Here is something I just read about, a different treatment of Palestinian Christians and Palestinian Muslims, back in 1948. Villages in the Galilee were ethnically cleansed, but Christians were separated from Muslims, and Muslims transported to Lebanon and Jordan, and Christians allowed to flee to Nazareth. There, they became what is part of the 20% Arab minority inside Israel’s legitimate intl borders,” ‘non-Jews’ in a Jewish state, they are non-entities—a potential fifth-column, ripe for ‘transfer,’ that most fantastic euphemism for ethnic cleansing.”
And today, graves and churches of Muslims and Christians in Israel are desecrated, here is a description of this carnage.
“We walked through Al Bassa, now an Israeli industrial park. Two churches still stand, as does a mosque and a shrine to St. George where both Christians and Muslims used to pray. We entered one church, where one of our conference speakers had been baptized. He recently had opened the church to baptize his own son there. Someone had meticulously cleaned the pigeon shit, swept the floor, cleaned the altar, and returned some small icons and candles to the front of the church. But there was nothing that could be done about the massive cracks in the ceiling, the walls splattered with feces. There was nothing that could be done about all of that echoing, hollow emptiness, a testament to a people no longer there.
Another church, inhabited by pigeons and lizards, the awful smell of neglect. And, most disturbingly of all, a Christian cemetery, sandwiched between a road and a factory, overgrown with weeds. Most of the graves were smashed open, revealing dried bones, exposed to sunlight and wind and the discarded wine bottles and chip wrappers of late night thrill seekers. I held back vomit. Thigh bones, once buried so carefully, surrounded by mourning and memories, now exposed anonymously to the sun.

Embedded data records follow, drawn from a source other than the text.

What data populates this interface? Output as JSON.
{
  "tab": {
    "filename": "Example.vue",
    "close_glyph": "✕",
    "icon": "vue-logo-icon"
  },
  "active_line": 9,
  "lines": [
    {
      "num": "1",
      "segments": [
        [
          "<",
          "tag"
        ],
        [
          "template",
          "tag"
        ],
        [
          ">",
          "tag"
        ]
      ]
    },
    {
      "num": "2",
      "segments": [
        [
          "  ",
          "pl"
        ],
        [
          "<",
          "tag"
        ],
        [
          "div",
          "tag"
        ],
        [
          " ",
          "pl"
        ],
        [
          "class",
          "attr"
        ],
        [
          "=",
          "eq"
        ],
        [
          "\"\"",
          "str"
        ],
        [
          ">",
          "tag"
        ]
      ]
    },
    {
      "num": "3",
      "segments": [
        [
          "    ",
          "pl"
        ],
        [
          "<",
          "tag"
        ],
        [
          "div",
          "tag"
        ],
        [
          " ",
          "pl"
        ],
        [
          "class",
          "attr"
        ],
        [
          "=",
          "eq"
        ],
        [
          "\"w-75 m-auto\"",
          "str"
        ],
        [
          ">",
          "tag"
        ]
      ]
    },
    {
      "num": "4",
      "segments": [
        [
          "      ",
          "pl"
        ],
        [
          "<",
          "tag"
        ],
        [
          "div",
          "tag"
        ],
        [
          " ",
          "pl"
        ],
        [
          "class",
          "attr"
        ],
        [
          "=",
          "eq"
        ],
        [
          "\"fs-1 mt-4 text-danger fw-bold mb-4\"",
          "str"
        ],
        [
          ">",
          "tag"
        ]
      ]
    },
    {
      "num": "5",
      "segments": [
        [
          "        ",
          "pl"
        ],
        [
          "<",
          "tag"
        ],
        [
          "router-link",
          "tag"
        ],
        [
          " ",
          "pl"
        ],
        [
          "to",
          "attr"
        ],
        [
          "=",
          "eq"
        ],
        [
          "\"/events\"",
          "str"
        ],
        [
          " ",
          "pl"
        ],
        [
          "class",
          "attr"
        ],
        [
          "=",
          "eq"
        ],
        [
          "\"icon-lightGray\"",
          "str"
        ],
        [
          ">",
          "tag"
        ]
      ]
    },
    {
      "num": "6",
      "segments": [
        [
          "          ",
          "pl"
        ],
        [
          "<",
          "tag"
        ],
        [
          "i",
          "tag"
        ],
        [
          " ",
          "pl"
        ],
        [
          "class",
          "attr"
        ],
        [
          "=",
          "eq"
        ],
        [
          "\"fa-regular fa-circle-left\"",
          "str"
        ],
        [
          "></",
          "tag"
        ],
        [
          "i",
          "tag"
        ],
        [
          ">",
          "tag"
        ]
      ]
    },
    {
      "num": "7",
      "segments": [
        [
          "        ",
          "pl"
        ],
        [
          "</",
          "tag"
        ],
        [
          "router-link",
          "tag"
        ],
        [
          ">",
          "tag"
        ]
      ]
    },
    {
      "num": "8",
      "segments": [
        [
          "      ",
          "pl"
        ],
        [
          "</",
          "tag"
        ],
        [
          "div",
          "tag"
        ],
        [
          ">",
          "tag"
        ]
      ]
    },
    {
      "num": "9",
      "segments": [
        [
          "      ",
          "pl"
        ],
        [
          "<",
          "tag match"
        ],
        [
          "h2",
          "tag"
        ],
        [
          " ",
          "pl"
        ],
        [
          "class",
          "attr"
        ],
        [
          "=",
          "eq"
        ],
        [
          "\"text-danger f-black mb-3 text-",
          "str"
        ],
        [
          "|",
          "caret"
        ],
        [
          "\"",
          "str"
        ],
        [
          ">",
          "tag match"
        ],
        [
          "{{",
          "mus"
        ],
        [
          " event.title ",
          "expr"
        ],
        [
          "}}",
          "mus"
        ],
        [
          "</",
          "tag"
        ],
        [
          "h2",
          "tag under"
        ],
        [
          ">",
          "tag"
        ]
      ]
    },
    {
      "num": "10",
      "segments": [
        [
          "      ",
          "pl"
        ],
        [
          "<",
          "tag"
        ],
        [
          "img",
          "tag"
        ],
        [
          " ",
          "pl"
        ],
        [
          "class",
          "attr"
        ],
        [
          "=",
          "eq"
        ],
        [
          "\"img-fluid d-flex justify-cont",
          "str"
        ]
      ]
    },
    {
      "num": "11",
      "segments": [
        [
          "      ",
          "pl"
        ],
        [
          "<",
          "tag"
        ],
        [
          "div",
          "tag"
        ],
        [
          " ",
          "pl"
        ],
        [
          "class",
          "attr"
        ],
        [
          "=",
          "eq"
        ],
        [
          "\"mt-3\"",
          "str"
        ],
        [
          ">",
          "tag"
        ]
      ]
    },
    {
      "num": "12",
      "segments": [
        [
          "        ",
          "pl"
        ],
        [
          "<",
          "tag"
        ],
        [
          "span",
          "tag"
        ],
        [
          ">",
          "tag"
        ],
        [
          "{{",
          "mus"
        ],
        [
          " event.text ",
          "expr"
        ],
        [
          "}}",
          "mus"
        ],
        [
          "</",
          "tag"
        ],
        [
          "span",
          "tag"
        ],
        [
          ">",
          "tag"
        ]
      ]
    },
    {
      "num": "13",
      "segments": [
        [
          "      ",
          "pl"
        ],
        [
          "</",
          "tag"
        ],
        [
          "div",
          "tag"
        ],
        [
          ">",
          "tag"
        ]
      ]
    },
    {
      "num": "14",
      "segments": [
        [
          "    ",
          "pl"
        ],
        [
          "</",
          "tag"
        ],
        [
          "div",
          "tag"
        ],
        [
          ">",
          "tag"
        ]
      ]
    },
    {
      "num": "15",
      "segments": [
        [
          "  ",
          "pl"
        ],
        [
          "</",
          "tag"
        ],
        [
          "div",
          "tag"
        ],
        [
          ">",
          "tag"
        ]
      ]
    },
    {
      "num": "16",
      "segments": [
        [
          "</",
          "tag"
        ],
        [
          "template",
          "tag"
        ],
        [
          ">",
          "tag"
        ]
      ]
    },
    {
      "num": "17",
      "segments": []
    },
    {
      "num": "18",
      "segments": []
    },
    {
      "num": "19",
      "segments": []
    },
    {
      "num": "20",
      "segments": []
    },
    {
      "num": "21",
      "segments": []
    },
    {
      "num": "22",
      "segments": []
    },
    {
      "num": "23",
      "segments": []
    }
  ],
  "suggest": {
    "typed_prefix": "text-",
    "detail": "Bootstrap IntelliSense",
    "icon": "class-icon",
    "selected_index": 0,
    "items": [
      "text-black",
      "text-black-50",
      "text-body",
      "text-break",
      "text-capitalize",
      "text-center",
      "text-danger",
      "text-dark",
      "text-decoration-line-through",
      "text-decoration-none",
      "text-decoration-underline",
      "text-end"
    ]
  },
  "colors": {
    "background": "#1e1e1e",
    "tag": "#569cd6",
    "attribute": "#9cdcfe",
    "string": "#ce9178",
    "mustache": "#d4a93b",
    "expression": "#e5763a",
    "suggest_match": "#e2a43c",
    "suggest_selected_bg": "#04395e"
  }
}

Words have always meant so much to me. Words turn back at a sight like this. We found a piece of a headstone, flung face down in the dirt, inscribed with Arabic poetry. I propped it up and poured water on it, rubbed at it with my shirt, with a discarded rag we discovered nearby. Anything. Anything to make the words readable. Anything to bring some miniscule level of dignity—or more accurately, to feel like I was doing something, anything.”